When I heard her tell me, I hung up and cried, until the pillow was soaked.
Then turned over the pillow and cried until my eyes ached, until my voice cracked and the pillow soaked.
That's when a dear friend of mine expressed his sympathy and encouraged me to grieve. "But in 3 days, you will get up. figure out what you want to do with your life and move ahead."
At the moment, I thought he was being too optimistic. 3 days?! No way. Though it was just a year of relationship, I knew things would never be the same again.
But in 3 days, after hundreds of sessions crying and many many hours of grieving, I woke up and realized that I didn't feel quite as bad as I felt on the first day. Little by little despite the agony of being dumped for the 2nd time, my emotional and spiritual condition improved significantly. I knew that I died to my old reality and was reborn to a new Me.

I guess it has to do with the Death, Burial and Resurrection.

I recently met a friend who stuck with me, through the toughest and most excruciating part of my breakup. She didn't take the moral high horse by blaming either of us, but allowed me to retrospect and heal.
The trauma of a bitter breakup still fresh in my heart, I decided to insulate myself from plunging into a rebound relationship.

Not very long ago, I heard the story of a couple who were getting married.
Very much in love, as all couples are, the love struck pair look at each other ready to orate their well written vows to each other.
The pastor stops them. He tells them to trash the pieces of paper and to look at each others hands and tell each other how much they mean to each other from one heart to another.

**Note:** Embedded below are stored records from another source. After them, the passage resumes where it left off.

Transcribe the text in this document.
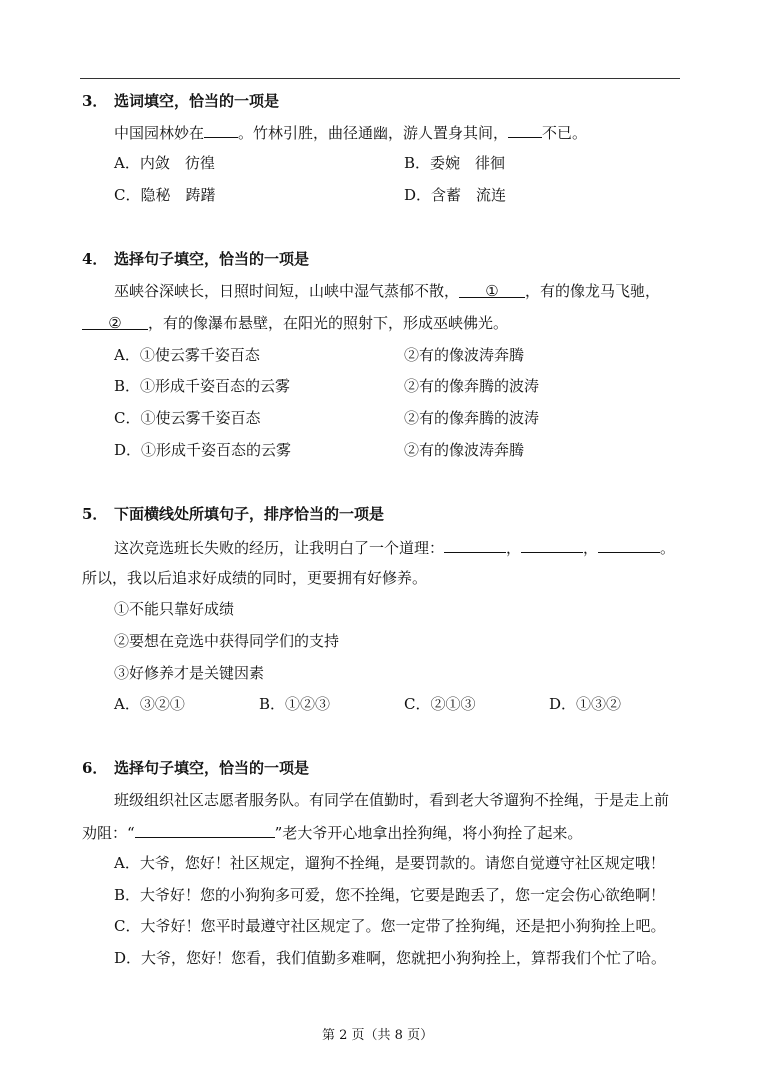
3． 选词填空，恰当的一项是
中国园林妙在 。竹林引胜，曲径通幽，游人置身其间， 不已。
A．内敛　彷徨	B．委婉　徘徊
C．隐秘　踌躇	D．含蓄　流连
4． 选择句子填空，恰当的一项是
巫峡谷深峡长，日照时间短，山峡中湿气蒸郁不散， ① ，有的像龙马飞驰，
② ，有的像瀑布悬壁，在阳光的照射下，形成巫峡佛光。
A．①使云雾千姿百态	②有的像波涛奔腾
B．①形成千姿百态的云雾	②有的像奔腾的波涛
C．①使云雾千姿百态	②有的像奔腾的波涛
D．①形成千姿百态的云雾	②有的像波涛奔腾
5． 下面横线处所填句子，排序恰当的一项是
这次竞选班长失败的经历，让我明白了一个道理：	，	，	。
所以，我以后追求好成绩的同时，更要拥有好修养。
①不能只靠好成绩
②要想在竞选中获得同学们的支持
③好修养才是关键因素
A．③②①	B．①②③	C．②①③	D．①③②
6． 选择句子填空，恰当的一项是
班级组织社区志愿者服务队。有同学在值勤时，看到老大爷遛狗不拴绳，于是走上前
劝阻：“	”老大爷开心地拿出拴狗绳，将小狗拴了起来。
A．大爷，您好！社区规定，遛狗不拴绳，是要罚款的。请您自觉遵守社区规定哦！
B．大爷好！您的小狗狗多可爱，您不拴绳，它要是跑丢了，您一定会伤心欲绝啊！
C．大爷好！您平时最遵守社区规定了。您一定带了拴狗绳，还是把小狗狗拴上吧。
D．大爷，您好！您看，我们值勤多难啊，您就把小狗狗拴上，算帮我们个忙了哈。
第 2 页（共 8 页）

This is what ails our marriages. In a society that glamorizes sex and promiscuity, we plunge into a marriage with as much frivolity as a kid in a toy store, but fail to understand that what we do with our hands is what keeps a marriage moving and no amount of physical attraction or tall promises can salvage a marriage.
No big fat weddings for me, because I would rather prefer to marry a woman, who respects herself just as much as she would respect me.
A relationship that is build on mutual trust and inherent understanding, where we don't need to talk to be heard, when a mere nod, look and a touch would do.
A bond where we are not conceited but implicit and honest.
Every man sees his second mother in his lover and every woman gets her first child in her lover
    -William Shakespeare
Having been love-deprived all my adult life, I have craved to be with a lady who would be a mother, lover, confidante, closest friend and most passionate wife. I've seen you, I've loved you.

When the party is over... the crowd moves on... when your age catches up with you... when the body gives up and mind gets rusted.
Love, Trust and Communication is all that you'll need.